Yes, if you specify that the line delimiter in the RTC database should be different from that in the CC VOB, then the importer will attempt to modify the line endings, so you should declare that the line endings are the same.
To do so, after creating a synchronization stream, but before synchronizing any files (e.g., cancel out of the "select files to synchronize" wizard), right click on the new sync stream in the ClearCase Synchronized Stream view, and select Properties. Then select "ClearCase Provider Properties", and modify the LINE_DELIMITER_WORKSPACE property so that it matches the LINE_DELIMITER property.
Since this was a one time import, does this still apply? I am not sure where the ClearCase Provider Properties would be in the case where I use ccc import ccase just once.

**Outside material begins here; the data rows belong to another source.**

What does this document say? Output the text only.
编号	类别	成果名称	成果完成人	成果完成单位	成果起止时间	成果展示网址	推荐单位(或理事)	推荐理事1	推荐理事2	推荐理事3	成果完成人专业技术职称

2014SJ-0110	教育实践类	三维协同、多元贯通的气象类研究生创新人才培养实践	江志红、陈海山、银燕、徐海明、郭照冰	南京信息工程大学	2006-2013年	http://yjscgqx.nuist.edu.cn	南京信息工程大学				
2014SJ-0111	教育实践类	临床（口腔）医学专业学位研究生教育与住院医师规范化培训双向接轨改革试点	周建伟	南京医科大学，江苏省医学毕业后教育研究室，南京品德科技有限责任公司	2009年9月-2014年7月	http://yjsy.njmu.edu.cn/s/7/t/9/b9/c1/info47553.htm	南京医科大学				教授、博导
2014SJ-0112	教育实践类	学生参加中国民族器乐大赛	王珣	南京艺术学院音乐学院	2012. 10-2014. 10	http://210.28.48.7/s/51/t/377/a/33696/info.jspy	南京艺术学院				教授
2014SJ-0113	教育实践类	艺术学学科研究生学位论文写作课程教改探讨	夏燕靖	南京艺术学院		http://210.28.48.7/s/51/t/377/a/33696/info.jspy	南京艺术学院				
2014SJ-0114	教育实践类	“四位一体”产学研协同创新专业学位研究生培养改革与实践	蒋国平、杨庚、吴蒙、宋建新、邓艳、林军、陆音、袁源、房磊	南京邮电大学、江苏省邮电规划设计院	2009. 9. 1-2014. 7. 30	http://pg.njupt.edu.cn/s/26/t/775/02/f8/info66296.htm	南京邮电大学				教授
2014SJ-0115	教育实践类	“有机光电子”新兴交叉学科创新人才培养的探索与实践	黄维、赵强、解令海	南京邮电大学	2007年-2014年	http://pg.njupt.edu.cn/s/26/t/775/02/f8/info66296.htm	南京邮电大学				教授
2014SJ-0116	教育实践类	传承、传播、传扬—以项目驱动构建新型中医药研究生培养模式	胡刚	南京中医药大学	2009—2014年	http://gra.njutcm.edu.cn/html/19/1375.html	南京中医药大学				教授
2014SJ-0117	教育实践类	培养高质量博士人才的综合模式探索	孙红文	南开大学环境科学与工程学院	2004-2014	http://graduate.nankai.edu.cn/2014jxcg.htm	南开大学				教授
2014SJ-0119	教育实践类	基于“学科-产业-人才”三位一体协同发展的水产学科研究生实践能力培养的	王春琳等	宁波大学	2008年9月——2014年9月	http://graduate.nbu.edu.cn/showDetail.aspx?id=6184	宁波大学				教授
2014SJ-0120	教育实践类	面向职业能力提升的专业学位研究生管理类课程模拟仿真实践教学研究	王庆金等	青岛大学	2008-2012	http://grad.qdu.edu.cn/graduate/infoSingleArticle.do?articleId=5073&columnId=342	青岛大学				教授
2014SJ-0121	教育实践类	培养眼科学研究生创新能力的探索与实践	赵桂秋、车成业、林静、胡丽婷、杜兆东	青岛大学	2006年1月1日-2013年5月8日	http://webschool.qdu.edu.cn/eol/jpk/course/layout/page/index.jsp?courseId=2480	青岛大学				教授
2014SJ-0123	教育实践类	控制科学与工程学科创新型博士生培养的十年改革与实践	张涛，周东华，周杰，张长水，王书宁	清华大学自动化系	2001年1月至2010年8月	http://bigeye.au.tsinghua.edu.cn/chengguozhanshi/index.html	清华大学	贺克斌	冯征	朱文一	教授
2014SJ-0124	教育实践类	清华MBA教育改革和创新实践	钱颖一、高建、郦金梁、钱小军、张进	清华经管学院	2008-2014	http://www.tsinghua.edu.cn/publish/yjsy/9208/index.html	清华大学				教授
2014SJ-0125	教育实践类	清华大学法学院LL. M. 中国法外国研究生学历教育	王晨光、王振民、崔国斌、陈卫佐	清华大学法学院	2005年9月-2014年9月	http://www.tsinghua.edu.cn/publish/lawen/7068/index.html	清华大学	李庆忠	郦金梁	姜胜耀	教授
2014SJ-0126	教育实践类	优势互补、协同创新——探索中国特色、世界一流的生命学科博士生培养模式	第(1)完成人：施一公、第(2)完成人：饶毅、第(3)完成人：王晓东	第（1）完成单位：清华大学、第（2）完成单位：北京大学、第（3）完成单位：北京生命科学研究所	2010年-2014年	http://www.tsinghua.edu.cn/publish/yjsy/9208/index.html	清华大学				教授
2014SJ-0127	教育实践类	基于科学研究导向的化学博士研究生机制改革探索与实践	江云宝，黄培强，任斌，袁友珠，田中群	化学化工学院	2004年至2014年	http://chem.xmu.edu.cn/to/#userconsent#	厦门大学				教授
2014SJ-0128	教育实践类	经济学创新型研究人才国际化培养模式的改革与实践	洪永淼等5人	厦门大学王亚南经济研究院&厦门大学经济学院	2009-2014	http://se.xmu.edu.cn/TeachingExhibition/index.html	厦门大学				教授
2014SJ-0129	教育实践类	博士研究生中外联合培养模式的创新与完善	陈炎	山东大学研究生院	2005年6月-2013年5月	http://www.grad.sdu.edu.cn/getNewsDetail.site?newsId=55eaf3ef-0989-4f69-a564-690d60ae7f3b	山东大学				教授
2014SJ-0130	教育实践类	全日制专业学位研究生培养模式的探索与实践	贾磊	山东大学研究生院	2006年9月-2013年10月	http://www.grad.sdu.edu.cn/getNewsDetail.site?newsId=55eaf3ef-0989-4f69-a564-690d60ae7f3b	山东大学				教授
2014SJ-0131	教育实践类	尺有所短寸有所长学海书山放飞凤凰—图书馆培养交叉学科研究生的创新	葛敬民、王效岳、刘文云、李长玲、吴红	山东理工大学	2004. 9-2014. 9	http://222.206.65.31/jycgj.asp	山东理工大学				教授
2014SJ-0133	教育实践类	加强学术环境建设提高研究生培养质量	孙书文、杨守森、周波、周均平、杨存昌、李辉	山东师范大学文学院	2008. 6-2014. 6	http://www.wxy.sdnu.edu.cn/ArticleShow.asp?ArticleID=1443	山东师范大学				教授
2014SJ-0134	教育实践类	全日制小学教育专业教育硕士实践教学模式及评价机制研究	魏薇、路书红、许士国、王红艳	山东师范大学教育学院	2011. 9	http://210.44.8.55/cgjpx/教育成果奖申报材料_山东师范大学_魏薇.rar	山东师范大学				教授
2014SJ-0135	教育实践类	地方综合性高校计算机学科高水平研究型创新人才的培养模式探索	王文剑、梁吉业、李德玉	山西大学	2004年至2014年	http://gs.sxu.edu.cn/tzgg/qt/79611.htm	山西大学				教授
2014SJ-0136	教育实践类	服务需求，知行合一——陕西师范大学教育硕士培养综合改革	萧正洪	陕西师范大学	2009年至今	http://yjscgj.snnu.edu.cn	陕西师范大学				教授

I haven't used the "ccc export/import ccase" version importer tool, so I've forwarded this question to the version importer dev team, so they can comment.
Please check Character Encoding property of the files in RTC. If it's not UTF-16LE, you may need to update the exported data to change file encoding before importing.
To update file encoding, update encoding command can be used;
'ccc update ccase encoding -d {data dir} -e UTF-16LE ...'
The exporter detects files that have unmappable characters in your system locale, and displays CRRTC4203W 'unencodable characters' warning. If the warning is displayed, you can find files to be updated in logs\unencodableTextFileVersions.txt file.